Die Entstehung von dukkha
Die bekannteste und allgemein verständlichste Auslegung der zweiten Wahrheit findet man in den Originaltexten. Sie lautet:
Es ist dieser »Durst« (tanha), der neues Dasein erzeugt und mit leidenschaftlicher Gier verbunden ist, der hier und da sich neu ergötzt, nämlich:
1. Durst nach den Lüsten der Sinne
2. Durst nach Dasein und Werden
3. Durst nach Nicht-Dasein, Selbstvernichtung
Dieser »Durst«, diese Gier, diese Sucht, dieses Begehren, zeigt sich in verschiedener Art und ist der Grund für die Entstehung von dukkha und die Fortdauer der Wesen.

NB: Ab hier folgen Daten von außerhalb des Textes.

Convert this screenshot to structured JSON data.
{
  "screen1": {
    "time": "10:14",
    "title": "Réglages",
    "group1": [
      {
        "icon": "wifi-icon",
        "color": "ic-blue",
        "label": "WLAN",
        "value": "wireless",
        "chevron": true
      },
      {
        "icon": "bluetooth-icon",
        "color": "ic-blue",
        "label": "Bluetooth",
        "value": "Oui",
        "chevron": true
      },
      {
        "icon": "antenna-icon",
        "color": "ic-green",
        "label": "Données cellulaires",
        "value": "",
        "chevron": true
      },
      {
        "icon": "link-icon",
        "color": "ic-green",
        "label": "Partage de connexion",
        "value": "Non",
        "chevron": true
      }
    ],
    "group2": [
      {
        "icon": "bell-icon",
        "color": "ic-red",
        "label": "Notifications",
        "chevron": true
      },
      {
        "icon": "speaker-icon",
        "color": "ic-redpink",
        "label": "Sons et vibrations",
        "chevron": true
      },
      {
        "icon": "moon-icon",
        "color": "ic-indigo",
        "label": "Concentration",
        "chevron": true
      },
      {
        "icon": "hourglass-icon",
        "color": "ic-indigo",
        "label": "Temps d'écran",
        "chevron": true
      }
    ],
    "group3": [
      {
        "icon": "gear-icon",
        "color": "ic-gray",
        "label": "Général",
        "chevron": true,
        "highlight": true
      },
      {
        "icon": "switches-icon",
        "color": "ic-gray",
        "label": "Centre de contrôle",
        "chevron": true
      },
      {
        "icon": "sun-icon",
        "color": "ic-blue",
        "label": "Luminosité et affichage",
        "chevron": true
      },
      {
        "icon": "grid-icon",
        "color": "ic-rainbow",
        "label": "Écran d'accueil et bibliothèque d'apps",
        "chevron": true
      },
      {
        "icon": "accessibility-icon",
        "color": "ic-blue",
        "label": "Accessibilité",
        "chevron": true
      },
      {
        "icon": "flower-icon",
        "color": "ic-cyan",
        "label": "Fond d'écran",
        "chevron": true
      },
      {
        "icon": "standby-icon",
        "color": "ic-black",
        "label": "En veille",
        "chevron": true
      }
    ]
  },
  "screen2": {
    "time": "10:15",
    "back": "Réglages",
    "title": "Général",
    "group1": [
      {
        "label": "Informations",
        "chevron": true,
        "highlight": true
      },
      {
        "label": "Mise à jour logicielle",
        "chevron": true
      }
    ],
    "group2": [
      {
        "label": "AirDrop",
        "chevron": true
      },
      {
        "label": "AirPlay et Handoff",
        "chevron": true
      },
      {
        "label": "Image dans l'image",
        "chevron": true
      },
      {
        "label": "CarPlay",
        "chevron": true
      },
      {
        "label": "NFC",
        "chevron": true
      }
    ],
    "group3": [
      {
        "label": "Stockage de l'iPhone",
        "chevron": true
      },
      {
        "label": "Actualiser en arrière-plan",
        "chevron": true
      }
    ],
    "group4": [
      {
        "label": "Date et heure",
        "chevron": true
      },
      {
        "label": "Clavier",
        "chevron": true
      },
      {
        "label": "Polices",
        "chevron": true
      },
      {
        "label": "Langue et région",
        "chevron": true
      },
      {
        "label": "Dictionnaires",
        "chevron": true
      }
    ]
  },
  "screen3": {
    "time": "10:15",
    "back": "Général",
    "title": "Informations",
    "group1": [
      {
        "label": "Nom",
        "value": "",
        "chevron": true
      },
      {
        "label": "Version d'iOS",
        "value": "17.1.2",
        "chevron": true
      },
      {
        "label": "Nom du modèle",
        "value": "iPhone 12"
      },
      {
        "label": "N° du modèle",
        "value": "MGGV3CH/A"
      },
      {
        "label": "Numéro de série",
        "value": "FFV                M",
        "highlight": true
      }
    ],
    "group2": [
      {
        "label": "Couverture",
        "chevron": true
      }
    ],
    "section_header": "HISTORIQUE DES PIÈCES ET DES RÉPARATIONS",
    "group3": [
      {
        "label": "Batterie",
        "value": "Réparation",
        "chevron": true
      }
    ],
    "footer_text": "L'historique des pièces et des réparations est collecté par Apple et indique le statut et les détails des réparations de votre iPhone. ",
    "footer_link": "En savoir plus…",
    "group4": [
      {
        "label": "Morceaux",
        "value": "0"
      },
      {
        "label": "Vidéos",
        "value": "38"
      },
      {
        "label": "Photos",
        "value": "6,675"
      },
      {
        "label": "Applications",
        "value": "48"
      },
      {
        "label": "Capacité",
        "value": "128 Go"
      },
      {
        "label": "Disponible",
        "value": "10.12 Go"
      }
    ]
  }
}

»Durst« ist aber nicht die erste oder einzige Ursache: Nach buddhistischer Philosophie ist alles bedingt, voneinander abhängig und eine erste oder einzige Ursache deshalb nicht möglich.
»Durst« ist aber die natürlichste Ursache für dukkha. Jedoch entsteht »Durst« nicht von selbst, sondern ist abhängig vom Gefühl.
Und Gefühl ist abhängig von der Berührung der Sinnesorgane mit den Objekten der äußeren Welt – und so geht der Kreislauf weiter, den man »bedingte Entstehung« nennt. Die Lehre der bedingten Entstehung wird hier näher erklärt: Die Lehre vom Nicht-Ich.
»Durst« entsteht durch die Illusion eines »Selbst«, die falsche Vorstellung eines »Ich«, die aus Unwissenheit entsteht.
»Durst« ist hier nicht nur begehren und hängen an Vergnügen, Macht und Reichtum; der Begriff steht auch für hängen an Ansichten, Glaubensvorstellungen, Idealen, Meinungen, Vorstellungen, Lehren und Begriffen.
Buddha kam zu dem Ergebnis: Alle Streitereien und Kriege in der Welt entstehen aus diesem selbstsüchtigen »Durst«. Dabei ist es egal, ob es um kleine Streitereien in der Familie geht oder um große Kriege zwischen Ländern oder Nationen.
Es ist zwar leicht zu verstehen: alles Übel entsteht durch egoistisches, selbstsüchtiges Begehren. Aber wie kann dieser »Durst«, dieses Begehren, neues Dasein und Wiedergeburt erzeugen?
Das ist nicht so leicht zu begreifen, und du musst erst eine Vorstellung von der Lehre von Karma und Wiedergeburt bekommen.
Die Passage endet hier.